High Yield Wheat Management
- Collect samples for soil testing. Add lime, P, K, minor, and micro elements as called for by soil test interpretations. Use yield of 80 bu/acre on lab sheet. Deep till, then prepare a good seed bed prior to seeding, keep field traffic to a minimum at this time. Do not plant on a fluffy seed bed. No-til will work if drill is set properly and the ground has been deep tilled in the spring, a deep fall tillage is best. Paratill or Terra-Max can be used with very little disturbance to the surface residue for a fall tillage.
- Plant at a rate of 1,350,000 to 1,500,000 seed per acre (a wheat with 12,500 seed per pound will be 120 pounds of seed per acre the 1,500,000 seeding rate) or 32 to 44 seeds/sq. ft. or 18 to 28 seed/ft. of row in 7 to 8-inch row spacing or 8 to 14 seeds/ft. of row in 4-inch rows. Best planting depth is ¾ to less than 1.5 inches deep. PLEASE TREAT YOUR PLANTING SEED, THIS SHOULD GIVE YOU OVER 90% GERM AND A MUCH BETTER STAND. Insecticide plus funcicide treated seed are best (even if you are planting a fly resistance variety) or a timley fall spray for the control aphids which vector barley yellow dwarf.
- Apply for the crop year a total of 95 to 135 lb N. per acre plus a total of 30 lbs of sulfur per acre. Three applications is the best but less will work, 25 to 45 lbs N/acre at planting (behind cotton or corn 40 to 45 lbs of N), 40 to 60 lbs/acre 15 to 30 days prior to jointing (1-15- to 2-10-) , and 20 to 30 lbs/acre at first joint stage (3-01- to 3-20-). This is for following peanuts, high residue crops may require more nitrogen. Cotton needs be considered a high residue crop. Some varities need less Nitrogen to make the same yields please do not over apply N.
- Use a Spring fungicide on all varieties. A spray of approved fungicide on the last day of application (at full heading or per label) is most important to help control glume blotch. Glume blotch hurts yields on the wheat heads, most funcicides do not translocate very well.

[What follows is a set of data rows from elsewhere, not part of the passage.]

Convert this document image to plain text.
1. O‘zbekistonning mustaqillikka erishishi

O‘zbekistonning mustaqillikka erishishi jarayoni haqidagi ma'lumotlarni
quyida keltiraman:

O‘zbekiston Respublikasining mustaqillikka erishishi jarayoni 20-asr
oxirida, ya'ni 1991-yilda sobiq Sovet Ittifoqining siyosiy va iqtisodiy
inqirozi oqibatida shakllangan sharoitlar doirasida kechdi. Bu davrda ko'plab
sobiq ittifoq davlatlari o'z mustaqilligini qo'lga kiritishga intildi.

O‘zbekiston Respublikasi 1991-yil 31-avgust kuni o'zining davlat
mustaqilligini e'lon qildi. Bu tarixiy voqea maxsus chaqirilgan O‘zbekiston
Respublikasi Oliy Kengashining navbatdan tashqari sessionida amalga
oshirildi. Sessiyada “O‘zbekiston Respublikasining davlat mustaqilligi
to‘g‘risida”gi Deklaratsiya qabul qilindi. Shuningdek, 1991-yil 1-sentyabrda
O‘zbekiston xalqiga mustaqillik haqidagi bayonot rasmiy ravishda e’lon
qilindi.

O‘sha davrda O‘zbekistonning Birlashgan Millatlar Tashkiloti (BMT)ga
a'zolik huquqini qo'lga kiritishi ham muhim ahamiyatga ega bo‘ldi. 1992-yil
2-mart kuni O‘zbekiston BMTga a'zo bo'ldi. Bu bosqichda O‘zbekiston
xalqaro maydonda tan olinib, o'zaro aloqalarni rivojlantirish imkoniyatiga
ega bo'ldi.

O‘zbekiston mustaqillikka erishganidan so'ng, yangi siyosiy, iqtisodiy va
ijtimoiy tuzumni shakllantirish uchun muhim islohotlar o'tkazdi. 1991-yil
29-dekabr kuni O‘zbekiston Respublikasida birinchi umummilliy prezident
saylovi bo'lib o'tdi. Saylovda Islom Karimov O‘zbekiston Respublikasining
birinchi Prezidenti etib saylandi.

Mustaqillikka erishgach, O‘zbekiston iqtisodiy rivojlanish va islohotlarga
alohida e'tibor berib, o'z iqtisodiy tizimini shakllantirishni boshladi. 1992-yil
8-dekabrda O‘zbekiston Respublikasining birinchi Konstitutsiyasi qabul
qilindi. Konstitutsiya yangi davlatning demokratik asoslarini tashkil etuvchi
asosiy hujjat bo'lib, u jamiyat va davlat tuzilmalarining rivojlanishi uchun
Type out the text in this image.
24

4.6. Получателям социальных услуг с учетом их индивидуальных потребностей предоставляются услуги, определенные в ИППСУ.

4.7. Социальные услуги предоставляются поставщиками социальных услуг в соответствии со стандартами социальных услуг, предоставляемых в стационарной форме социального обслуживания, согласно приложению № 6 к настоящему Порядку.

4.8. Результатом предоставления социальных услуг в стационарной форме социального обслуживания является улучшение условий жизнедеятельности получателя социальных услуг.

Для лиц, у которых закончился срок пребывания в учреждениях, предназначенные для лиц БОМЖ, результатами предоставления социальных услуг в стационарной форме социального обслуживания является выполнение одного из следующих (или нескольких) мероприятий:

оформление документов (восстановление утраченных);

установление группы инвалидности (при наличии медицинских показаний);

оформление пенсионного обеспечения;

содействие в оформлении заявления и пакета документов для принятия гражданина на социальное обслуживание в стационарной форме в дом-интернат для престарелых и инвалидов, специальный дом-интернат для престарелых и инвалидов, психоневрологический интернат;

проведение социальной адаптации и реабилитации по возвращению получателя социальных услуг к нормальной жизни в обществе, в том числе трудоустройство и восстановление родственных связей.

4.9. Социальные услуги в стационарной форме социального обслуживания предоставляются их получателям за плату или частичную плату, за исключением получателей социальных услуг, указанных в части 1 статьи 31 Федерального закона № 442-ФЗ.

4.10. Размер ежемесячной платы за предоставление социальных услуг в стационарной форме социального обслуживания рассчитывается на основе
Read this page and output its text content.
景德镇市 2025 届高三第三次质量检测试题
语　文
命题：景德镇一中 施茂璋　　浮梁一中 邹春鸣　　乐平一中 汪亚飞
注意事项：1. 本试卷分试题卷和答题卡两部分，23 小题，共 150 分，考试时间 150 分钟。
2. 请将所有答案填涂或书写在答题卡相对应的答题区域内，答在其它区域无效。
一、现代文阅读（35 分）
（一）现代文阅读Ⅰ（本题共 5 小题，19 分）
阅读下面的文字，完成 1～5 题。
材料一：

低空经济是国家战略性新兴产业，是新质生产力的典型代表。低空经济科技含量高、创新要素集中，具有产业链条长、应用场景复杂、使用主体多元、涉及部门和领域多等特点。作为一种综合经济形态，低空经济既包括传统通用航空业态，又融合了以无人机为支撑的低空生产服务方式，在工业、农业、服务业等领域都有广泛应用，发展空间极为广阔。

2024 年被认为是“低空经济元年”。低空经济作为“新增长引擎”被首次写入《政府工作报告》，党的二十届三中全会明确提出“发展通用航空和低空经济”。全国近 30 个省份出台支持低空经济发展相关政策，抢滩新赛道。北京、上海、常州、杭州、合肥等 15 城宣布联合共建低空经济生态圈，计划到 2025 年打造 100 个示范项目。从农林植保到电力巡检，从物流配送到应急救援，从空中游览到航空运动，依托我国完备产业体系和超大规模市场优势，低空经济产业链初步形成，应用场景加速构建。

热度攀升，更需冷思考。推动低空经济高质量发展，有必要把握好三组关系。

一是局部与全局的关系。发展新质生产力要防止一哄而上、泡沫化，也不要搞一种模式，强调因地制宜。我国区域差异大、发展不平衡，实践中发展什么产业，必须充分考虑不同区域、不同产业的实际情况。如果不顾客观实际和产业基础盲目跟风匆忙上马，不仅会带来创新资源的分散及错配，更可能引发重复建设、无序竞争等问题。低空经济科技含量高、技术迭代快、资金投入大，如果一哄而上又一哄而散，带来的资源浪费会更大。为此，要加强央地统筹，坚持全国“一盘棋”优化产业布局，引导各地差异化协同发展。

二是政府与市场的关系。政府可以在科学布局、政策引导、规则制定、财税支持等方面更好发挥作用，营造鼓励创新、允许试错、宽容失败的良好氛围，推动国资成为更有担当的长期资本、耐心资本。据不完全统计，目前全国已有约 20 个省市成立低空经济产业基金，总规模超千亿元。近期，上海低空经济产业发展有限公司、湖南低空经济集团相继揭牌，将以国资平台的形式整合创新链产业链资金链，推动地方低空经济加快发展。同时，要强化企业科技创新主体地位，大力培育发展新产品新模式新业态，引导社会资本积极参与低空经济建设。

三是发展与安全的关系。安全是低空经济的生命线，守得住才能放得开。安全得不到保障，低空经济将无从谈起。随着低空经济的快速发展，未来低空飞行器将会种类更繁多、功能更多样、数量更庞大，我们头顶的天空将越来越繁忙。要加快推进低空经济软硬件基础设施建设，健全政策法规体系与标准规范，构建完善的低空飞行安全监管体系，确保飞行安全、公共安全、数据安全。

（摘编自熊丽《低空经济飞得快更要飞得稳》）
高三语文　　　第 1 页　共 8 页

- Know the weed history of the site and identify weeds as soon as possible. On all seed fields you must use herbicides to control such weeds as wild radish, mustard, turnips, wild onion, garlic, and primrose. Several good chemicals will help control ryegrass, if it is a problem. All ryegrass chemicals work best if ryegrass has two or less (pinning) tillers, this could be in mid December on 11-15- planted wheat or (21-28 days after planting).